The unusual alliance between pro-Russian and pro-European political forces, which seemed to herald the beginning of a new era of de-geopoliticisation in the region, has ended. At light speed, an informal coalition of pro-Russians and the so-called Democratic Party elected a new, officially technocratic, yet factually highly political government. Following these evolutions, Moldova continues to be a captured state that has only changed its master. The most recent events raise significant concerns regarding the country’s future commitment towards the rule of law and anti-corruption reforms.
An unlikely coalition of the pro-Russian PSRM (the Socialists) and the pro-European ACUM (Romanian for “now”) emerged in the midst of the constitutional crisis of June 2019 following the parliamentary elections of 24 February to oust the oligarch Vladimir Plahotniuc. Since 2009 Democratic Party chairman Plahotniuc managed to capture the main state institutions. In a rare act of international consensus in the region, the EU, Russia and the United States supported the new government.
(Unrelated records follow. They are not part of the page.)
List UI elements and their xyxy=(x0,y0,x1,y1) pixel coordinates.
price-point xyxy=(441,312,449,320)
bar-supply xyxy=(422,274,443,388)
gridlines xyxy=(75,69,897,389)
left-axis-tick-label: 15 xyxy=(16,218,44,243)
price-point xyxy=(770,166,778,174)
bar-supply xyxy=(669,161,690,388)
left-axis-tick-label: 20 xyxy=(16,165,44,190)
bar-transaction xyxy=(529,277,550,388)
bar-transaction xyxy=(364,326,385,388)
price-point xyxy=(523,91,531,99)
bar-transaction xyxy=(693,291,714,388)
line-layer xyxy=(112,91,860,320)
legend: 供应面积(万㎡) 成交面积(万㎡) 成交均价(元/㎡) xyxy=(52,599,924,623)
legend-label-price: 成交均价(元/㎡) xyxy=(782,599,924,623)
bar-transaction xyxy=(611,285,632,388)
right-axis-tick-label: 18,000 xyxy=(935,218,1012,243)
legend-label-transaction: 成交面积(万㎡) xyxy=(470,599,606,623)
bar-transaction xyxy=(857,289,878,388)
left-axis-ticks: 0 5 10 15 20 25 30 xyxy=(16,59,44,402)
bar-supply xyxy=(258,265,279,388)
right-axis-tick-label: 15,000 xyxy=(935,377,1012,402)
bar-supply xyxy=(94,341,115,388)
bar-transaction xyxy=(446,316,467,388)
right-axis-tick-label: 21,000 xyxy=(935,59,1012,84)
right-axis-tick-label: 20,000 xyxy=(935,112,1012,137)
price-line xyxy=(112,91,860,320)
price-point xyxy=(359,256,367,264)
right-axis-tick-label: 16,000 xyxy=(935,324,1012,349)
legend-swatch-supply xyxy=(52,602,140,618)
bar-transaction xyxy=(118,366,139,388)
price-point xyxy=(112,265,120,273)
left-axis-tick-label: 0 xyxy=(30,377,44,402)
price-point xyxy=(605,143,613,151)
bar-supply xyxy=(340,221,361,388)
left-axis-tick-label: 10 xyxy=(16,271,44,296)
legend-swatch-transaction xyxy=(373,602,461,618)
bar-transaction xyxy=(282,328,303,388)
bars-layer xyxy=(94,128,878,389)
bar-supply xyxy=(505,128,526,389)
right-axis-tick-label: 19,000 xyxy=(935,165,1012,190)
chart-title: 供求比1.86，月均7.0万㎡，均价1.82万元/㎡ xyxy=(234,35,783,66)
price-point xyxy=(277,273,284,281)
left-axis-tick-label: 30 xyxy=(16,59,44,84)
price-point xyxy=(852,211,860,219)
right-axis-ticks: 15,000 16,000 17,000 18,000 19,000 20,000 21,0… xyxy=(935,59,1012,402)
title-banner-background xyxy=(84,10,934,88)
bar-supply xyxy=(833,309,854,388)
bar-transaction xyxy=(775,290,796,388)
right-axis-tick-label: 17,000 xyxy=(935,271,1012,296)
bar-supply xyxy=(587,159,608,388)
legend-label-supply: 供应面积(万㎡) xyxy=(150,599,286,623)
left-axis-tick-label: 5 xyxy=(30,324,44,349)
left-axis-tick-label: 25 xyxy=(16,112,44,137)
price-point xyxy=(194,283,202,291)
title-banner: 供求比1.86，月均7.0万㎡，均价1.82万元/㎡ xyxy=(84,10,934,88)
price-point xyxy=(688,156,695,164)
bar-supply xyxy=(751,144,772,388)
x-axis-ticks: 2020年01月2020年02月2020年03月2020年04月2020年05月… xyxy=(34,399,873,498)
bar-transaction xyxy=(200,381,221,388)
Led by ACUM’s Maia Sandu, this government managed to improve relations with the West significantly. Sandu’s credibility as a reform-minded politician opened doors in Brussels, Washington and major European capitals and led to financial support. After the EU had frozen the macro-financial assistance in 2018 due to the bad political situation, the European Commission relaunched the disbursement as “an expression of support for the implementation of key reforms to improve democratic standards and protect the rule of law”. Also, the International Monetary Fund (IMF) approved a loan tranche arguing that Moldova had made progress on its reform agenda and achieved macroeconomic stability.
In the context of the ACUM-dominated government’s top priority to cleanse the country from corruption and establish an independent judiciary, the mechanism for appointing Moldova’s General Prosecutor (GP) became the centerpiece of reform. The General Prosecutor’s Office (GPO) is of overwhelming importance in the Moldovan judicial system. In the past, an entirely obedient GPO had served as Mr Plahotniuc’s spearhead against political opponents and cloak for corruption schemes. According to the Constitution, the GPO contributes “to the administration of justice and to the defense of the rights, freedoms and legitimate interests of the individual, of the society and of the state”. Plahotniuc had misused the largely corrupt GPO as a cue ball of political and personal interests.